All quality of life subscales were negatively correlated with depression while physical functioning, mental health, limitations due to physical health and emotional problems were negatively correlated with anxiety.
Role limitations due to emotional problems were negatively correlated with sleep quality index scores (p=0.022, r=-0.417) and mental health was positively correlated with MoCA scores (p=0.004, r=0.515).
All quality of life subscales were negatively correlated with domains of non motor symptoms which means that increased severity of non motor symptoms is associated with more impairment, except Perceptual Problems, Gastrointestinal tract and Urinary symptoms showed no correlation with QoL.
Linear regressions were performed to evaluate the predictive value of the NMS in determining general QoL.
The NMS total score was found to be significantly related to overall well-being, physical, emotional and intellectual for patients with ET.
Attention and Memory were found to be significantly associated with intellectual well-being (mental health) (p=0.013) and with Limitation of activities (RP) (p=0.023).

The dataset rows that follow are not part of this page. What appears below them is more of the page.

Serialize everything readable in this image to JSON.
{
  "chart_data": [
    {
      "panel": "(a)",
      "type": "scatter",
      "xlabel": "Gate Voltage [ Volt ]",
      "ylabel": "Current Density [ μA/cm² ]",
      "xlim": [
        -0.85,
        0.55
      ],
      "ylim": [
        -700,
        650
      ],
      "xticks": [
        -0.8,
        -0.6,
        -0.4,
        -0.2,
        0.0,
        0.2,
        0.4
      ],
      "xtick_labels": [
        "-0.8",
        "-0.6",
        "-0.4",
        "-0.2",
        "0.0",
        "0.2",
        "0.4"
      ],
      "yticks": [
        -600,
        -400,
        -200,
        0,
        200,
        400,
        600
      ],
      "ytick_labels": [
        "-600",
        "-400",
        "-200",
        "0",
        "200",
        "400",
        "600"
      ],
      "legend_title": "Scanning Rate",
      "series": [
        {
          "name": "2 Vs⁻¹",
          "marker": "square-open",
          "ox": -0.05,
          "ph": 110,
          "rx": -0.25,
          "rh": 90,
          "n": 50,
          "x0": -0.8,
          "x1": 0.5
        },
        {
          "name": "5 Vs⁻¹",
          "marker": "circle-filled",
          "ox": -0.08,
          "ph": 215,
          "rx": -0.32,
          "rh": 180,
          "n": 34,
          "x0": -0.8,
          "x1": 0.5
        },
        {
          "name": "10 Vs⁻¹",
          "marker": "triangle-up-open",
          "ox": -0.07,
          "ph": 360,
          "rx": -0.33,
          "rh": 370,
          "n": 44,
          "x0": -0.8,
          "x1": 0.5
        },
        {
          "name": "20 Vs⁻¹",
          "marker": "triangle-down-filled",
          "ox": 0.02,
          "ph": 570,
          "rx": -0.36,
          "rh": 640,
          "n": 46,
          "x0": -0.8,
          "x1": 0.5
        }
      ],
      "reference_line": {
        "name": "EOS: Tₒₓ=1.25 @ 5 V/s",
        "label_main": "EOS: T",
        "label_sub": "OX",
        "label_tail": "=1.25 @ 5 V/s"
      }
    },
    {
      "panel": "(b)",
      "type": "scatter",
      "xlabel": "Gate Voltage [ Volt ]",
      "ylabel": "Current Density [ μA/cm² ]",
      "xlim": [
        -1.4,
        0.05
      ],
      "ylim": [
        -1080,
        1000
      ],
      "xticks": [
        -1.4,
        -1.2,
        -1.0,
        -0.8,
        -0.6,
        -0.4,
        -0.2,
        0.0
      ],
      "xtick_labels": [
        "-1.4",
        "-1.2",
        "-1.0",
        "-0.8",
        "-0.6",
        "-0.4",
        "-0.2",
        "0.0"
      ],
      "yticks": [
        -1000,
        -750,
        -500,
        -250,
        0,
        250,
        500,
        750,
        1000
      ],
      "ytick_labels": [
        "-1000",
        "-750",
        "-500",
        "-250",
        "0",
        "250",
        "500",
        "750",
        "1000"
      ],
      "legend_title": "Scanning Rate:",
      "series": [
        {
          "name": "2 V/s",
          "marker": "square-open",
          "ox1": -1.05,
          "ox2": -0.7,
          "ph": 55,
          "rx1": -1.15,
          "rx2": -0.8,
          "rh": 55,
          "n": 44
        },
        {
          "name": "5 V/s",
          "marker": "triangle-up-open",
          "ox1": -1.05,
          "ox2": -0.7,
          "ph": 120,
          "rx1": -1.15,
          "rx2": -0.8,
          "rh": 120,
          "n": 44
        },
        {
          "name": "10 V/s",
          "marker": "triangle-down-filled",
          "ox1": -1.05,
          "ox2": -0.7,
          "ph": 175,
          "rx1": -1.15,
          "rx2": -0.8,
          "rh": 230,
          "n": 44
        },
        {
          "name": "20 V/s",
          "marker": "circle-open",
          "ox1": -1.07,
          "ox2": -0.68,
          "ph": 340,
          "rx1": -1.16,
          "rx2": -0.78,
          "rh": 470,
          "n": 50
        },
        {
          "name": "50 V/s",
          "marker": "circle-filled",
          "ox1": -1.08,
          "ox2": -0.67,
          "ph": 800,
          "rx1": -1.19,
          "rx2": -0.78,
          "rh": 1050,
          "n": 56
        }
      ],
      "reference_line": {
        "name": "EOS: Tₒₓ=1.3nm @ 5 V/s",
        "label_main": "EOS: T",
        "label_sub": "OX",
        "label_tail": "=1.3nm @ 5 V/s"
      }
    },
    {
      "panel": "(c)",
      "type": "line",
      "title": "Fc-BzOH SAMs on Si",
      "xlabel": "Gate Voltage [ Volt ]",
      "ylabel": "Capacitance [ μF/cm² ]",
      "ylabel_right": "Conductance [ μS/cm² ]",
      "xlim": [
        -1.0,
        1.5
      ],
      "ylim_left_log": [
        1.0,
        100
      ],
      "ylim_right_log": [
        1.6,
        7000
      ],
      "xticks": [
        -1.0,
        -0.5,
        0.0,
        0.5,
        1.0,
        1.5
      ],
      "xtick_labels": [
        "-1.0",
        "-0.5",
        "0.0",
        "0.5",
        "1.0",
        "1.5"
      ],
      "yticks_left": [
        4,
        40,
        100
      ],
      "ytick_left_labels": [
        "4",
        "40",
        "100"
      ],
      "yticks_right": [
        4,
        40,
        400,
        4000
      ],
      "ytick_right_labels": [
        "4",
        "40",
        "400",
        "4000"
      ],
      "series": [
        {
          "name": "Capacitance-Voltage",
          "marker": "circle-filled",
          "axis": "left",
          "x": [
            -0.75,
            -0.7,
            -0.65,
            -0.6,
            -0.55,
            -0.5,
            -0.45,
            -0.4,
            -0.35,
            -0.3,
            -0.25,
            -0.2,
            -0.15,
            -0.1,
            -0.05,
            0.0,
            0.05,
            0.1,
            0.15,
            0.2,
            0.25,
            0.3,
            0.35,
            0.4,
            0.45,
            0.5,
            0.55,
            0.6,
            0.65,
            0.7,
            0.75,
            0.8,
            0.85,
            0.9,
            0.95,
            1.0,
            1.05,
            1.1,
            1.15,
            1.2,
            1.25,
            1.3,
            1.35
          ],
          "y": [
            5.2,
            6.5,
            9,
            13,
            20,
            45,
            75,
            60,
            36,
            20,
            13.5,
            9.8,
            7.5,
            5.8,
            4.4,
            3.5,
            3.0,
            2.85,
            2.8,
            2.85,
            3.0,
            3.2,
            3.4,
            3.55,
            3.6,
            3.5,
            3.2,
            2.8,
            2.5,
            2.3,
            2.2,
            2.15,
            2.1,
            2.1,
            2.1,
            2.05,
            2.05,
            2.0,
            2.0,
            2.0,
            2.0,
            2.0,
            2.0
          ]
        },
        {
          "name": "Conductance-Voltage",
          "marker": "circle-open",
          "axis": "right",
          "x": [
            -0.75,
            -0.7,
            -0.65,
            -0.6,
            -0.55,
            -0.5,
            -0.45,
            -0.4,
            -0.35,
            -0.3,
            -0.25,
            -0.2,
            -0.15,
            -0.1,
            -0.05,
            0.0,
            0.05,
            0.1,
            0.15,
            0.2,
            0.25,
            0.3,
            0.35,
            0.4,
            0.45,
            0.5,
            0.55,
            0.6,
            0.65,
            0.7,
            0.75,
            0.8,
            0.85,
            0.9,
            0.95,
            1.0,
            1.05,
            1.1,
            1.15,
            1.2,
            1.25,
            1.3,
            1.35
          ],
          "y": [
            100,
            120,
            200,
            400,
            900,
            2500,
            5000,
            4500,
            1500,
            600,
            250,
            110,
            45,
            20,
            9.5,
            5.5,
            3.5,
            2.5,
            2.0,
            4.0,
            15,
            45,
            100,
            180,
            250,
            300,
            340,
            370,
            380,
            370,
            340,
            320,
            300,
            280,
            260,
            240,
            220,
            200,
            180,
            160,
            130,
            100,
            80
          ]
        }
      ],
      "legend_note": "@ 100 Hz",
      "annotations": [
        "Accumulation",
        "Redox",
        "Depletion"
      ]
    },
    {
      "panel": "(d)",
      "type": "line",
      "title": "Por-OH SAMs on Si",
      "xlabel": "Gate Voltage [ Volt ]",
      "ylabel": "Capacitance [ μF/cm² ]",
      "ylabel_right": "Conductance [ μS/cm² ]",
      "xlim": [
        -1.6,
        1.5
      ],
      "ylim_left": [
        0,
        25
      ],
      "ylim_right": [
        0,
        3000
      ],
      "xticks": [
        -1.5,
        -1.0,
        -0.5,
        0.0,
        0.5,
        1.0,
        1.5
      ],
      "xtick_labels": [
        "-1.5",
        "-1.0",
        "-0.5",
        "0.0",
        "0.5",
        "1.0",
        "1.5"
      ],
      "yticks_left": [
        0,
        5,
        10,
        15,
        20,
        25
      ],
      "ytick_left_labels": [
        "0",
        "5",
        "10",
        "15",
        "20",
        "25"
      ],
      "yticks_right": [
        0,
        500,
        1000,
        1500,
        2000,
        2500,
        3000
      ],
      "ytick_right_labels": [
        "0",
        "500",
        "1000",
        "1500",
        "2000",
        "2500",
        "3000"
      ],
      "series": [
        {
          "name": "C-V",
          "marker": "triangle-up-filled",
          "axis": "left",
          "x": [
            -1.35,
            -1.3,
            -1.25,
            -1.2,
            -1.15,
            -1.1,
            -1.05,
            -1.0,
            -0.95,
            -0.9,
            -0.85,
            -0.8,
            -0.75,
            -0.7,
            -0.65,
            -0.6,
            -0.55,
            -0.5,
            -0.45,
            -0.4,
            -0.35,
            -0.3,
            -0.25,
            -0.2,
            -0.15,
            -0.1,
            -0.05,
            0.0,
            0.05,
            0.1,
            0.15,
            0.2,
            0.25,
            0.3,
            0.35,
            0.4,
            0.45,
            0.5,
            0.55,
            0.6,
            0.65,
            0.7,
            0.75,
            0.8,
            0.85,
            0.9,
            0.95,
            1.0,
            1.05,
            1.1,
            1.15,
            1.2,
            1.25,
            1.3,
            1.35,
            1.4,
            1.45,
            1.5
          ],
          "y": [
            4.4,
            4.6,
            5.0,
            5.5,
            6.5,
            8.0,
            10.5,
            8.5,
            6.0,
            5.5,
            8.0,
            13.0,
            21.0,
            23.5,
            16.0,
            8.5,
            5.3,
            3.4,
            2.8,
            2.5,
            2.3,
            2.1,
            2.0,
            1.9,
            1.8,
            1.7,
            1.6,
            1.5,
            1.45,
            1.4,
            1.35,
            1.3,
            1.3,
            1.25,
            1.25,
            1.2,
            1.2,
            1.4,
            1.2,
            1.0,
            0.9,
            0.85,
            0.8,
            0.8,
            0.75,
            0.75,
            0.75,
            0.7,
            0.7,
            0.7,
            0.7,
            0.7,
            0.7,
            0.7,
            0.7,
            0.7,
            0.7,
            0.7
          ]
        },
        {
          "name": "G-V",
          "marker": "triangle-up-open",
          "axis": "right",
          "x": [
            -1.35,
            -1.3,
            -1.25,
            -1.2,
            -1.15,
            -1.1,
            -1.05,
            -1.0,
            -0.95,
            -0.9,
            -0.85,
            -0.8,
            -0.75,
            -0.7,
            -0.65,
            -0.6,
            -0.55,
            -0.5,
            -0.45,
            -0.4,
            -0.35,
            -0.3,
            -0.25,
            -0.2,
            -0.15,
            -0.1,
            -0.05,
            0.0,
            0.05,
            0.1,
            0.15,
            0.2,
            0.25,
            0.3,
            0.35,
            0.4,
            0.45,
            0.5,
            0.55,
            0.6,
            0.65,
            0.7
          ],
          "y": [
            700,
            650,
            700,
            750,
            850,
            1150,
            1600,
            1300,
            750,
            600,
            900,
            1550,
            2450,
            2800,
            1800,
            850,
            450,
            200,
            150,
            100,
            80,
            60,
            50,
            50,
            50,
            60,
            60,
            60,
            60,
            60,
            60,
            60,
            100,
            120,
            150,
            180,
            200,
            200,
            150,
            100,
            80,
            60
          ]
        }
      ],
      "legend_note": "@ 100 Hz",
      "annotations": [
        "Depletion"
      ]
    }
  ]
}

The presence of numerous non motor features in ET is increasingly evident. ET can no longer be considered as a purely motor disorder. Several non motor symptoms have an impact on quality of life. In our view, the significant neuropsychiatric deficits and reduced QoL of ET patients particularly at young age demonstrate a degree of illness that may be regarded as a non-motor phenotype rather than a secondary effect of motor symptoms.
Further studies are required to clarify the non-motor phenotype in ET and learn more about the development and course of the reported abnormalities.
Non motor features should be considered in the clinical evaluation and management of ET.